False requiem for globalisation

Global economic integration won't slow down for long

Despite predicted economic depression, the Covid-19 pandemic will not spell the end of globalisation. The momentum of global economic integration won't be slowed for long and the drive for international connectivity from developing countries will quickly see international travel and trade resume. 

A lot of people who should know better are giving the last rites to the global economic integration (globalisation) we have enjoyed since the Second World War. I think that they are wrong, both in the prediction that globalisation is bound to go into reverse and in the relish with which its demise is being embraced. Much of this debate is also ahistorical. There was a pretty globalised world in 1913. It had its ugly side in the Empires; but three decades of de-globalisation with violent nationalism and war are not a happy precedent.

I wrote a book about ‘globalisation’ 25 years ago. I argued that it was, in general, beneficial and had contributed generously to the post-war rise in living standards. But I worried that there was a weak link-politics-which is still overwhelmingly national. The result has been that international governance is weak and lags behind the economics, creating instability and opportunities for populists to exploit.  At the time I was writing, there was too much talk of ‘the end of history’ and ‘the end of geography’. Hubris was bound to lead to nemesis, and has. But it is far too soon to accept that the process must now go backwards.

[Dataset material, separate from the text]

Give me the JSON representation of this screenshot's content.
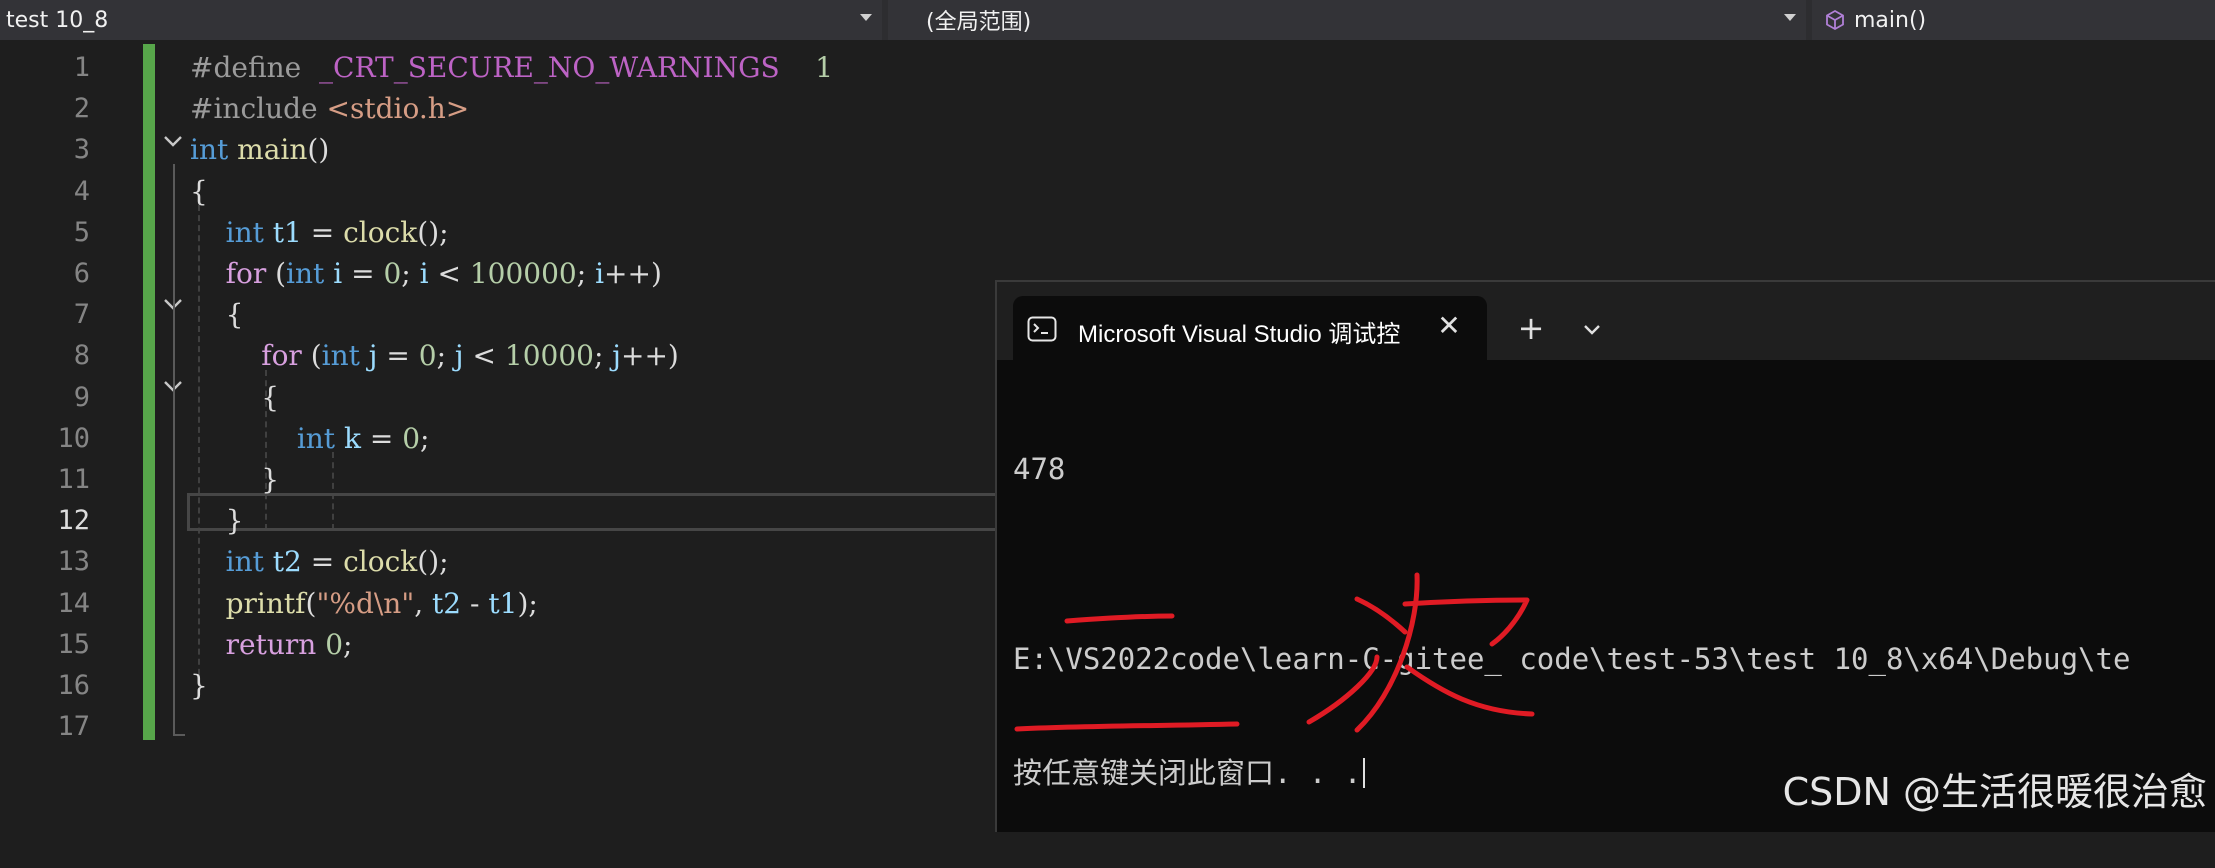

Globalisation is complex, with different dimensions that each tell a different story. To start with the most visible: people movement. Last year saw an all-time peak in cross border travel and there will be a sharp fall this year for obvious reasons. Subsequently, there will be a move - rightly- to cut back on unnecessary travel for environmental reasons but there will also be hundreds of millions of previously poor Asians and Africans who will want to see the world. I would be amazed if travel hasn’t returned to previous peaks within five years.

Globalisation is complex, with different dimensions that each tell a different story.

Migration for work or settlement has run into growing resistance both in traditional labour importing countries like the USA and the less open countries of Europe and Asia, contributing to the belief that globalisation has run its course.  But Trump’s wall is not the last word on migration. Nor Brexit. No sooner has our government brought in legislation to give expression to what the ‘will of the people’ was thought to be in 2016 than the public mood has swung in the opposite direction. In a period of economic depression, there will inevitably be depressed migration. But it will resume with recovery. And whatever happens to the ‘pull’ factors the ‘push’ will grow and grow, from Africa especially.